Klara’s interpretations of the world are crucial to building suspense in the novel, but a movie, told entirely through bounding boxes and pixelated effects, could feel too much like a computer vision tutorial. Perhaps the greatest challenge for writers and filmmakers working on android stories is that the conversations about the underlying technologies are curiously stagnant. Ideas and arguments that felt new several years ago continue to churn on in op-eds arguing whether AI should have a gender, if users should be polite to their artificial personalities and how the corpus that powers their voices is biased. This is nearly 10 years after virtual assistant “holograms” were first installed in airports.
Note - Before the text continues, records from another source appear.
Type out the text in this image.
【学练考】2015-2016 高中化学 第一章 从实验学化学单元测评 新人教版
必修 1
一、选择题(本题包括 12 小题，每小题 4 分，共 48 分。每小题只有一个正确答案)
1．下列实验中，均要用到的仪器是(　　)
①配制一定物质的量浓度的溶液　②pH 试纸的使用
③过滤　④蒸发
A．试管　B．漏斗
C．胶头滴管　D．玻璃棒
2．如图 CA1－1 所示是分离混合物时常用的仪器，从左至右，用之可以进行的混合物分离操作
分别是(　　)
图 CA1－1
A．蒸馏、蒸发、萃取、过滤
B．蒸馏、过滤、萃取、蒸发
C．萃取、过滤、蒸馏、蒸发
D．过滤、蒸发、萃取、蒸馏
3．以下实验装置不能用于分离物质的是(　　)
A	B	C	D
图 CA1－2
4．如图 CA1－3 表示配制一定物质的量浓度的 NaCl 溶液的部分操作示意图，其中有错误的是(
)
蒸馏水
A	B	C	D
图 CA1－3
IBM Watson competed on Jeopardy! in 2011. Siri launched in 2010 and Alexa in 2014. Her and Ex Machina were released a year apart, in 2013 and 2014, respectively. Before long, artificial intelligence with personality could become an early twenty-teens kitschy retro artifact. Like automats or iPods, their influence could be integrated in other products and experiences, while the core concept remains distinctive of a particular moment in time. 

The Tesla Bot announcement seemed to pre-figure this. The person in robot costume danced to music that sounded reminiscent of Daft Punk’s Tron: Legacy soundtrack, which was released more than ten years ago. This isn’t the future. It’s an aesthetic that’s played out.

It’s still a challenge for engineers to build bipedal robots that can walk without crashing, let alone attain sentience. Despite the smoke and mirrors and showmanship that defines real attempts to build androids, Kogonada, Ishiguro and Schrader show there’s room in fiction to depict them as characters not only relevant to our times but perhaps even timeless.